Workshop tersebut bertujuan meningkatkan kompetensi guru dalam merancang pembelajaran bahasa Indonesia yang kontekstual, kreatif, dan dekat dengan kehidupan peserta didik melalui pemanfaatan nilai-nilai kearifan lokal daerah. Dalam kegiatan ini, peserta mendapatkan materi mengenai pengembangan literasi pembelajaran, integrasi budaya lokal dalam modul ajar, hingga strategi implementasi pembelajaran berbasis kearifan lokal di kelas.
Salah satu narasumber kegiatan, Hari Kusmanto, menyampaikan bahwa guru memiliki peran penting dalam menjaga eksistensi budaya lokal melalui pembelajaran di sekolah. “Pembelajaran bahasa Indonesia harus mampu menghadirkan identitas budaya daerah agar siswa tidak kehilangan akar budayanya sendiri. Kearifan lokal dapat menjadi sumber belajar yang kaya dan relevan dengan kehidupan peserta didik,” ungkapnya saat memberikan materi workshop.

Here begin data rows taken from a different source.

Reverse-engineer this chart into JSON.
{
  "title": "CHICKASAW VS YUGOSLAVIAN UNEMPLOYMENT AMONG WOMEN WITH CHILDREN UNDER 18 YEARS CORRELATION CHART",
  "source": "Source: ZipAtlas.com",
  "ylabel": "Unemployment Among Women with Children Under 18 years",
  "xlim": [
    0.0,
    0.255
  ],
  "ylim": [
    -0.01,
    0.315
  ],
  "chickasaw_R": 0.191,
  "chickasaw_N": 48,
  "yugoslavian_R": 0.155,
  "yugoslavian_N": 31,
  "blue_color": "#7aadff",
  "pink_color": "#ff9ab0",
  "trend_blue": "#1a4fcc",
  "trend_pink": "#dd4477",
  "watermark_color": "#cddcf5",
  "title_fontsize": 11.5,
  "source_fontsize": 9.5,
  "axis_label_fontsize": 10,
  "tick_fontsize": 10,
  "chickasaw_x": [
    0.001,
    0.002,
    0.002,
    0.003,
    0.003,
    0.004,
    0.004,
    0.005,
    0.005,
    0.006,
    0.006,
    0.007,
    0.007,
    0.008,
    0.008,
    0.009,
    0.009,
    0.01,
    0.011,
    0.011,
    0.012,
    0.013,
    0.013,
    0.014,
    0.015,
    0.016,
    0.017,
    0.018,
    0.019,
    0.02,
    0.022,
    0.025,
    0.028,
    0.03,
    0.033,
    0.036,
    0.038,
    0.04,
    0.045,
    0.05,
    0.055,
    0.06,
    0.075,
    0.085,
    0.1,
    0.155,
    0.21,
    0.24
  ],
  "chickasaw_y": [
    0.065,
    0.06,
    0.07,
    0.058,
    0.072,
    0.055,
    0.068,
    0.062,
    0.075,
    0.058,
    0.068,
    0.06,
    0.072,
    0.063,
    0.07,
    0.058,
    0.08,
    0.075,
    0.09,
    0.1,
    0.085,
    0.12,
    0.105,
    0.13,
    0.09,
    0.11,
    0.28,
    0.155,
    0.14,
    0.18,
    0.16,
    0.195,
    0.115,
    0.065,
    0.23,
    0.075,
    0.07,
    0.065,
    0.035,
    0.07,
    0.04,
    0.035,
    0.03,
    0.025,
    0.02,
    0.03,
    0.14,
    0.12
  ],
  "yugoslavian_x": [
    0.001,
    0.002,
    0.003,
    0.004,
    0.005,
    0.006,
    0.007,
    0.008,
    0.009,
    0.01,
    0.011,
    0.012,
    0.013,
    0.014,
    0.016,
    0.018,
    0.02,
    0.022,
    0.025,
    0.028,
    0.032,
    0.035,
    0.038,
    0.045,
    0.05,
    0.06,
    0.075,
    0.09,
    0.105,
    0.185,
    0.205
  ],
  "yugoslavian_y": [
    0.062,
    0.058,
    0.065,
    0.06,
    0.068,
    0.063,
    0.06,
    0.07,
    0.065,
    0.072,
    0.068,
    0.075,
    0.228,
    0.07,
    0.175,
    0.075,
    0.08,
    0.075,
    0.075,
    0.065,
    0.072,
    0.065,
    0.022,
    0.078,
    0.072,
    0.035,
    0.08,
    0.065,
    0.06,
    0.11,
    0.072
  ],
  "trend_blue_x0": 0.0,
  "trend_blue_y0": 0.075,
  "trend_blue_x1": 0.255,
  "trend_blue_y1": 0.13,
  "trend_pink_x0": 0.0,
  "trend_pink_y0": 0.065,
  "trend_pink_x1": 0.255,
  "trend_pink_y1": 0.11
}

Ia juga menambahkan bahwa literasi pembelajaran berbasis budaya lokal mampu meningkatkan keterlibatan siswa dalam proses belajar. Menurutnya, siswa akan lebih mudah memahami materi ketika contoh dan konteks pembelajaran berasal dari lingkungan yang mereka kenal.
Para peserta workshop tampak antusias mengikuti setiap sesi diskusi dan praktik penyusunan desain literasi pembelajaran. Guru-guru juga berbagi pengalaman mengenai penerapan materi budaya lokal Sragen dan sekitarnya dalam pembelajaran teks, sastra, maupun keterampilan berbahasa. Kegiatan ini menjadi salah satu langkah strategis dalam memperkuat sinergi antara dunia pendidikan dan pelestarian budaya lokal. Dengan adanya workshop tersebut, diharapkan guru Bahasa Indonesia SMA/SMK di Kabupaten Sragen mampu menciptakan inovasi pembelajaran yang tidak hanya meningkatkan kemampuan literasi siswa, tetapi juga menanamkan kecintaan terhadap budaya daerah sejak dini.